Dün gece herkes tv’lerinin başında memleketin kaderini merak ederken bende gördüğüm veya hissettiğim neticeyi Ahmet Aytimur ağabeye müjdelemek için yanına gittim.
Zaten ben daha önce sosyal medyada yaptığım paylaşımlarla neticenin, inananların zaferi olacağını yazmış hatta %47’nin üstü diye de bir rakam yazmıştım.
Üstadın talebeleri bizden çok daha fazla memleketin mukadderatı ile ilgili olduklarını bildiğimden akşam saat 8 gibi hastahanede idim.
Aytimur ağabey yoğun bakımda ve ziyaretçilere kapalı bir odada yatıyor. Sağ olsunlar Hüseyin kardeşimin yardımı ve hastahane yönetiminin müsaadesi ile ağabeyimin yanına girdim. Ve doktorlarından durumunu sordum.لا يعلم الغيب إلا الله evet gaybı Allahtan başka kimse bilmez o bildirmedikçe.
Fakat bizim nakıs nazarımızla gördüğümüz, Aytimur ağabeyin 95-96 yıllık dünya ve 64 yıllık iman ve Kur’an hizmeti ile geçen hayatının son günlerini yaşıyor. Belki de son saatlerini.
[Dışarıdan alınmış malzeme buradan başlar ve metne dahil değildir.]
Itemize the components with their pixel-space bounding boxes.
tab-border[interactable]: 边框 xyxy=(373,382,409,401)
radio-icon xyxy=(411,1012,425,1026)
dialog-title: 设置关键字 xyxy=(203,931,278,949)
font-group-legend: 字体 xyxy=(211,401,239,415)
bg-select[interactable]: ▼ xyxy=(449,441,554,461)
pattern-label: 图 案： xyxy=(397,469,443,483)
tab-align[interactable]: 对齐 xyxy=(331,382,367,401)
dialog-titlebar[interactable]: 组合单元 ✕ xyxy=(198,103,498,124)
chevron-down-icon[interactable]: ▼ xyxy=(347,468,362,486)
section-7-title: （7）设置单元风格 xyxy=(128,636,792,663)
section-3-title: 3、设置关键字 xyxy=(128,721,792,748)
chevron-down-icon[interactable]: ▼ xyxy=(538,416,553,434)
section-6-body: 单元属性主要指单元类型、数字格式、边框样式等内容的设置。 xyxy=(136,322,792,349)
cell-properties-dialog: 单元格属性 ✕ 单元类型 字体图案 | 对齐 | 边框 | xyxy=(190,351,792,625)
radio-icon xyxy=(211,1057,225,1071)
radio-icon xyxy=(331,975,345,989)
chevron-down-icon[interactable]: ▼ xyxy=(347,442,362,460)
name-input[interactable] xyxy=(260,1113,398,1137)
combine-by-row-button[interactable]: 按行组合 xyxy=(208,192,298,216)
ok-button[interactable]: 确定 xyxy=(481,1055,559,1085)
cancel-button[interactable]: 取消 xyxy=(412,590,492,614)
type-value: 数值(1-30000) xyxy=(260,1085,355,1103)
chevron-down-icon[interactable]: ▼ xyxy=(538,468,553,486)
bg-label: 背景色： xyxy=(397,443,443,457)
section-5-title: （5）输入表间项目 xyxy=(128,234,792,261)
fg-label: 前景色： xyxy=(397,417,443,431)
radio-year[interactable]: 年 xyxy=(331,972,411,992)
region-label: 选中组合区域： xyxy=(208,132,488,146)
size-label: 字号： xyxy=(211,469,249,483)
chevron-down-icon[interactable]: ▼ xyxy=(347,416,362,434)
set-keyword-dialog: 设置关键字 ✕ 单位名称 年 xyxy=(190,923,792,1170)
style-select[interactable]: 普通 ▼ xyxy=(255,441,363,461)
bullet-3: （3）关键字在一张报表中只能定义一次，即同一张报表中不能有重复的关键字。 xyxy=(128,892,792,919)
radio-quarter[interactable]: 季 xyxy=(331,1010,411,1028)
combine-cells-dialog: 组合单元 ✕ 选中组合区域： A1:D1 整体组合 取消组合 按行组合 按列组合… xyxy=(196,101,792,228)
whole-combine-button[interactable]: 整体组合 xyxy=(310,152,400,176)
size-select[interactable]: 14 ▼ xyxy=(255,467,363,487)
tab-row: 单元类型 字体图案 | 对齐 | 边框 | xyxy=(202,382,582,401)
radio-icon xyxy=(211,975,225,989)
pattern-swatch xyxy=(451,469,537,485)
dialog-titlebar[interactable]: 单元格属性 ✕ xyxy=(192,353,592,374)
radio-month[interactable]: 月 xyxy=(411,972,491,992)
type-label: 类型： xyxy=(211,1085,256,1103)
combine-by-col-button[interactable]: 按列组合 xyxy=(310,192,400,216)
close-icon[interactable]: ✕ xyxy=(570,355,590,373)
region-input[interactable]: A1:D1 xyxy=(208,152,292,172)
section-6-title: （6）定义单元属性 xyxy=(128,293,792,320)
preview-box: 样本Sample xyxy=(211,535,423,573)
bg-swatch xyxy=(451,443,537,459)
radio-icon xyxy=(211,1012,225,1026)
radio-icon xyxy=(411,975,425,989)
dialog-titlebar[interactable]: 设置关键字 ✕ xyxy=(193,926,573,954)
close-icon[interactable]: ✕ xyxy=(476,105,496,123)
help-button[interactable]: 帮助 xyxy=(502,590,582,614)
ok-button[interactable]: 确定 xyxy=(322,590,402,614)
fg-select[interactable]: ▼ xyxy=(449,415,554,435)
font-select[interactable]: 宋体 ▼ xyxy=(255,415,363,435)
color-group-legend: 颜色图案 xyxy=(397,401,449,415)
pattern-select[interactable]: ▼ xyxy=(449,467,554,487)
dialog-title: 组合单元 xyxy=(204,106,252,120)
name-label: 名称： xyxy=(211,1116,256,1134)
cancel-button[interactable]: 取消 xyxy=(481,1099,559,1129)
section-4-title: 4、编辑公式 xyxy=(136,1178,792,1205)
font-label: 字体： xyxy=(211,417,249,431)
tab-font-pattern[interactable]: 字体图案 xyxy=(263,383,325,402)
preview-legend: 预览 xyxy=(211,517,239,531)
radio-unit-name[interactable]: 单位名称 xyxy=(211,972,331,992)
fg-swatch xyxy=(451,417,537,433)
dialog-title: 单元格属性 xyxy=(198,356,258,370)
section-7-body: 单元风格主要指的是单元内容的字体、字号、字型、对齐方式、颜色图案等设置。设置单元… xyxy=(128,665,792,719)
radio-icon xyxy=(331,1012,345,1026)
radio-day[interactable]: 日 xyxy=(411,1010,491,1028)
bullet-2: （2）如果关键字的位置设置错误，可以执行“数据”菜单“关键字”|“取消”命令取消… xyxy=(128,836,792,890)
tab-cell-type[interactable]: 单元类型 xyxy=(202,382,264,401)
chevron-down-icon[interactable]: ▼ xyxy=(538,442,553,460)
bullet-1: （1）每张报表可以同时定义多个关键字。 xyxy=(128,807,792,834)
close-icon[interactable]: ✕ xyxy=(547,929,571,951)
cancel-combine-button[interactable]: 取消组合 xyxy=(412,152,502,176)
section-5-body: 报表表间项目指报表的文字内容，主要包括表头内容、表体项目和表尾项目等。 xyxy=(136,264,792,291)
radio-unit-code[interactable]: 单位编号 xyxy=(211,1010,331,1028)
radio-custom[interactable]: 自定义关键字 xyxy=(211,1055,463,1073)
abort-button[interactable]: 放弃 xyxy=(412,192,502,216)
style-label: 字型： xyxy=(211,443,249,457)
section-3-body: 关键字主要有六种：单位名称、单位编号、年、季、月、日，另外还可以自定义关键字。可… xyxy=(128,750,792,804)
Ben Ahmet Aytimur ağabeyi biraz geç tanıdım ama iyi tanıdım.
Tek bir şeyi bilir ve tek bir şeyi konuşurdu; Risale-i Nur.
Bazen ona şımarır hatıralarını isterdim. O da bana: “Ulan keçeli her şey her hatıra Risale-i Nurda yazılmıştır mevcuttur” derdi. Bazen de güzel bir muhabbet ortamında anlatmaya başlardı. Ben de sesini kayıt etmek için hamle yapardım, o zaman susar ağzını bıçak açmazdı. Fakat son bir sene, ben yanına her gittiğimde bir şeyler anlatır bende kaydederdim ve bana itiraz etmezdi. Hatta öyle ki bazen bir konuyu ya da bir cümleyi ona 2-3 kere tekrar ettirirdim.
Ona genel ahval hakkında bilgi verdim, sakallarını tuttum okşadım ve helallik istedim. Tavana çakılı olan gözlerini bana çevirdi ve ağzını kımıldattı şefkatli bir bakış attı. Bir iki poz fotoğraf çekince rahatsız olduğunu fark ettim. Ağabey merak etme bu resimleri kimse görmeyecek dedim. Rahatladığını gördüm 15 dakikalık bu ziyaret belki de son ziyaretim oldu ama bir daha tekrar ediyorum. İçimde sanki bu gün taburcu olacak ve hizmette kaldığı yerden devam edecek diye bir histe yok değil hani.